Schließlich schluckte er, öffnete die Tür und stieg aus. Samantha folgte seinem Beispiel.
Langsam näherten sie sich dem Trailer. Nachdem sie die verrotteten Holzstufen hinaufgestiegen waren, öffnete Sam die quietschende Fliegengittertür.
Er atmete tief durch, hob die Hand und klopfte an.
Von drinnen kamen raschelnde Geräusche. Sekunden später ging die Tür auf.
Und dann stand er vor ihm, sein Vater.
20.
Kapitel
R oger führte sie zurück auf den Weg, der durch die gepflegten Parkanlagen verlief, vorbei am Daniel Fisher House. Dann kehrten sie auf die Straße zurück, bogen einmal ab und erreichten die große, historische Walfang-Kirche.
Als sie die Eingangsstufen hinaufstiegen, sahen sich Caleb und Caitlin verblüfft an. Genau an dieser Kirche waren sie erst kurz zuvor vorbeigegangen.
Das Portal war verschlossen, doch Roger hatte einen Schlüssel. Nachdem er aufgesperrt hatte, hielt er die Tür auf und ließ sie eintreten.
»Wir haben das Schwert nicht weit weggebracht«, sagte er lächelnd und zwinkerte ihnen zu.
Als sie in der Kirche standen, schloss er das Portal wieder ab.
Caitlin war sprachlos. Die Kirche war atemberaubend, so hell und luftig, so wunderschön in ihrer Schlichtheit – ganz anders als alle anderen Kirchen, die sie bisher betreten hatte. Es gab keine Kreuze, keine Heiligenfiguren, keine Dekoration, nicht einmal Säulen oder Balken: Der Raum wirkte einfach dadurch, dass er so riesig und offen war und an allen Seiten große, alte Fenster besaß. Es gab zahlreiche Reihen schlichter Holzbänke, die Hunderte von Menschen fassen konnten. Der Ort strahlte Ruhe und Frieden aus.

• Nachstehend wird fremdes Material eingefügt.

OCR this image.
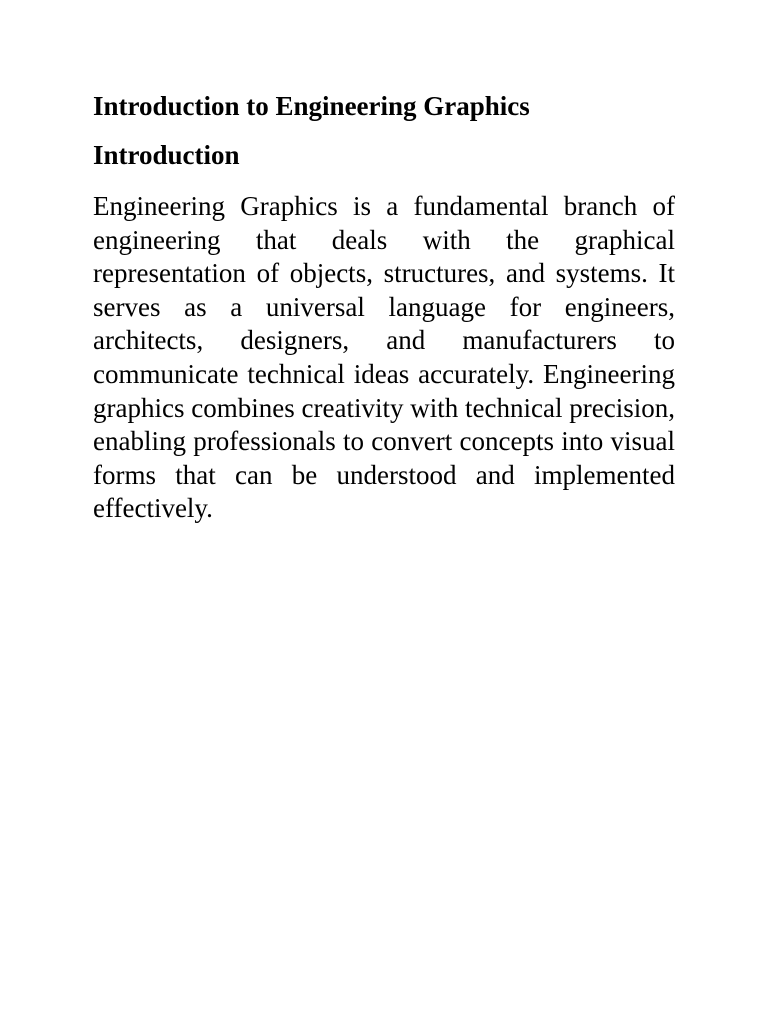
Introduction to Engineering Graphics
Introduction

Engineering Graphics is a fundamental branch of engineering that deals with the graphical representation of objects, structures, and systems. It serves as a universal language for engineers, architects, designers, and manufacturers to communicate technical ideas accurately. Engineering graphics combines creativity with technical precision, enabling professionals to convert concepts into visual forms that can be understood and implemented effectively.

»Das hier ist der größte Raum Amerikas mit einer hohen, offenen Decke«, erklärte Roger. »Keine Säulen, keine Balken. Die Kirche wurde von meisterhaften Schiffsbauern erbaut. Und sie steht heute noch genauso sicher wie damals.«
»So verbringst du also jetzt deine Tage, Roger?«, fragte Caleb lächelnd. »Indem du dich um eine alte Kirche kümmerst?«
Roger erwiderte sein Lächeln. »Das ist auf jeden Fall besser, als dich ständig aus allen möglichen schwierigen Situationen rauszuhauen«, entgegnete er. Dann seufzte er tief und lange. »Ich bin müde, Caleb. Schließlich lebe ich schon viel länger als du, und ich habe es einfach gründlich satt. Dieser Ort gefällt mir. Er ist ruhig. Ich störe niemanden, und niemand stört mich. Ständig diese verdammten Kriege – ich habe genug davon. Clans, Politik … Ich ziehe es vor, allein zu leben. Mir gefällt es hier. Ganz ehrlich, ich hätte nie geglaubt, dass nach all den Jahren noch jemand kommen würde. Inzwischen dachte ich schon, dass es überhaupt keinen Auserwählten gibt. Aber ganz offensichtlich habe ich mich geirrt.« Roger warf Caitlin einen Blick zu. »Und jetzt macht ihr mich arbeitslos.«
Er wandte sich an Caleb. »Bevor ich euch hinbringe, habe ich noch eine Bitte an dich.«
Caitlin fragte sich, was das wohl sein könnte. Wie hoch war der Preis für den Zugang zu solch einem wertvollen Gegenstand, den dieser Mann sein ganzes Leben lang bewacht hatte?
»Was immer du möchtest, mein alter Freund«, erwiderte Caleb.
»Es ist schon so lange her, seit ich dich zuletzt spielen gehört habe«, sagte Roger leise.
Er deutete auf einen großen alten Flügel in einer Ecke der Kirche.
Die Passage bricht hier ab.